GUANGZHOU: Overseas-funded firms in Guangzhou, Shenzhen, Foshan and Dongguan in Guangdong province have to undergo restructuring to raise their level of efficiency.
The Dongguan city government will offer 1 billion yuan ($140 million) annually to Taiwan-funded firms from this year to encourage their scientific and technological development, a city information office statement said yesterday.
The move is aimed at helping labor-intensive Taiwan-funded firms undergo technological and industrial revamp to enable them to meet the demands of the recent State policy changes, Dongguan Vice-Mayor Jiang Ling said.
About 40 overseas-funded firms shifted base from the city last year, according to official figures. The figure for the entire province was 244. Another 28 are planning to shift soon, Guangdong Foreign Trade and Economic Cooperation Department director Liang Yaowen said.
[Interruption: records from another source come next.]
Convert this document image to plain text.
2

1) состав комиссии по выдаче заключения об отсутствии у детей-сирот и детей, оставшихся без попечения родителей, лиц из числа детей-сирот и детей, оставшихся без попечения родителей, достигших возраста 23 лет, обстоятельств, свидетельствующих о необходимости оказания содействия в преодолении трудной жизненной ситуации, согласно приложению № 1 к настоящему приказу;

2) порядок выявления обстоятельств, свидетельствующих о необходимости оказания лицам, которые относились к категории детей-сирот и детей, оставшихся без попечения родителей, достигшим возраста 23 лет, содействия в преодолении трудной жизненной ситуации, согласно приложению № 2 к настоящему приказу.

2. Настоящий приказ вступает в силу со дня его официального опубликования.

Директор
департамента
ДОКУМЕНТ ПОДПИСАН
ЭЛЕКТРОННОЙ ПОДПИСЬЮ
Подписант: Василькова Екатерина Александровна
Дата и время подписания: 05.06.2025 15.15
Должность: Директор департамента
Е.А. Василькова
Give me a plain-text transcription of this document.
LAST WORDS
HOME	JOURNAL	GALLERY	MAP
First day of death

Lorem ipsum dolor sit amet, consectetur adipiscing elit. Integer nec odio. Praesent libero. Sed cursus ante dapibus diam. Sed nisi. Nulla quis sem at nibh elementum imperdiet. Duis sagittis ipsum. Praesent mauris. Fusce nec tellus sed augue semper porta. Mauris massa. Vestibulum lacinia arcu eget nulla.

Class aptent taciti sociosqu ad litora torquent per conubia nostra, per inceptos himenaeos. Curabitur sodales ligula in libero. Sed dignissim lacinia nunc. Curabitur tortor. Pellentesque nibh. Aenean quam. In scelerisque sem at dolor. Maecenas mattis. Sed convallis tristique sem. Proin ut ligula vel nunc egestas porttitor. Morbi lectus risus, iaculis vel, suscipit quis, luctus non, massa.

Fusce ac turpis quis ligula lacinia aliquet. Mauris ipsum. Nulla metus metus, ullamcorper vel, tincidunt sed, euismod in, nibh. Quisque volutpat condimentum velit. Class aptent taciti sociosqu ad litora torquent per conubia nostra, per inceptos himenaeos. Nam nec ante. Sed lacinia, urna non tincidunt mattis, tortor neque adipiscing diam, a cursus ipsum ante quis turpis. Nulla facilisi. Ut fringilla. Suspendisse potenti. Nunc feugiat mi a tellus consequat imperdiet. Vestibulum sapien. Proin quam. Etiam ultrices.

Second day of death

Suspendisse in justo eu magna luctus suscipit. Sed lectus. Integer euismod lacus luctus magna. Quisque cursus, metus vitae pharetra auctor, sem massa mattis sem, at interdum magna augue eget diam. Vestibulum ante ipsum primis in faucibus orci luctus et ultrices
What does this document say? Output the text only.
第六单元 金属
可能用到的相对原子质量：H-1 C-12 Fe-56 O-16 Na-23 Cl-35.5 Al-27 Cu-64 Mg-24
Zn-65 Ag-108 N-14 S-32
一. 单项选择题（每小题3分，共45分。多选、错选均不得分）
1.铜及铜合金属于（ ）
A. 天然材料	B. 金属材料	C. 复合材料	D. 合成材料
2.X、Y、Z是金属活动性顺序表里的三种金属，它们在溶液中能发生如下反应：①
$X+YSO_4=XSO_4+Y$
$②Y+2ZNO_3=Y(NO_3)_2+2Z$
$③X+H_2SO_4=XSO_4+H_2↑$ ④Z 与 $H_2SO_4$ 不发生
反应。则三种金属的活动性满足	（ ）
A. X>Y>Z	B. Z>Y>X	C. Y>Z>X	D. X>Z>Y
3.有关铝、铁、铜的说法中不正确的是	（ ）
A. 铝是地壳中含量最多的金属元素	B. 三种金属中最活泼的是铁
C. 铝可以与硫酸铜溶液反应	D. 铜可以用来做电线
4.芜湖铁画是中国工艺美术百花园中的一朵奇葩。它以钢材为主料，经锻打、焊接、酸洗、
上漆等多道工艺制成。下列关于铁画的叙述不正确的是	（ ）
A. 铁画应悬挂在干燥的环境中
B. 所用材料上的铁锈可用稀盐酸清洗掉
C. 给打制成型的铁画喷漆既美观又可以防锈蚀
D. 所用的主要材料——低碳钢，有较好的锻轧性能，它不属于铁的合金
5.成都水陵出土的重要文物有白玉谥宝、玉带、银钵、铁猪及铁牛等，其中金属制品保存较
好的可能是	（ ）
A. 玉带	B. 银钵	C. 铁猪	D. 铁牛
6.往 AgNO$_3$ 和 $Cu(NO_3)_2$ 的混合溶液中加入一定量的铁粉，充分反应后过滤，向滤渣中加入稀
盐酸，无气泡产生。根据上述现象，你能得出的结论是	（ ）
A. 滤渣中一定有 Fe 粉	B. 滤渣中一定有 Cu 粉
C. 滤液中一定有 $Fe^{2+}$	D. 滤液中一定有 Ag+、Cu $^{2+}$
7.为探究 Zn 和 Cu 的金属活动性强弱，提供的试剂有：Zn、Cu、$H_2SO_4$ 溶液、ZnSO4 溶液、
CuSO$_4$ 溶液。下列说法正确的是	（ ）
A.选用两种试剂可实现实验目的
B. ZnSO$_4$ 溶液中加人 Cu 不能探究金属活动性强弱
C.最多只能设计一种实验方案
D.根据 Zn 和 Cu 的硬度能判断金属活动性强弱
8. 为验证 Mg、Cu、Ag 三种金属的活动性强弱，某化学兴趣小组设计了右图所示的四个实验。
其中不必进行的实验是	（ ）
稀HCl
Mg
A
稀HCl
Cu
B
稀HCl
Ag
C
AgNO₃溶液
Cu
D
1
But most of the firms were small, labor-intensive units in the Pearl River Delta (PRD) region, with more than 90 percent of them being funded by Taiwan or Hong Kong businesspeople. Cumulatively, they employed 13,000 people, Guangzhou-based Nanfang Daily said.
On the other hand, Liang said, 66,789 overseas-funded firms were registered in the province last year against 61,999 in 2006 and 58,762 in 2005.
Multinationals in the world's top-500 bracket set up or increased investments in 179 projects 2007, with most of their units being in Guangzhou, Shenzhen, Foshan and Dongguan.
Liang's remark was in response to some recent reports, including one in The Wall Street Journal, which said overseas-funded firms have shifted from the PRD region on an unprecedented scale.
Jiang said the city government has been canceling the "unreasonable charges" imposed on such firms to help them adapt to the policy changes. The firms can even forward their requirements to the provincial or State policymakers to prevent shifting base or premature closure.
Factors such as higher minimum salary, enhanced State requirements for environmental protection, shortage of energy and workers, rise in raw material prices, yuan revaluation and the new labor contract law have made it difficult for them to continue operating.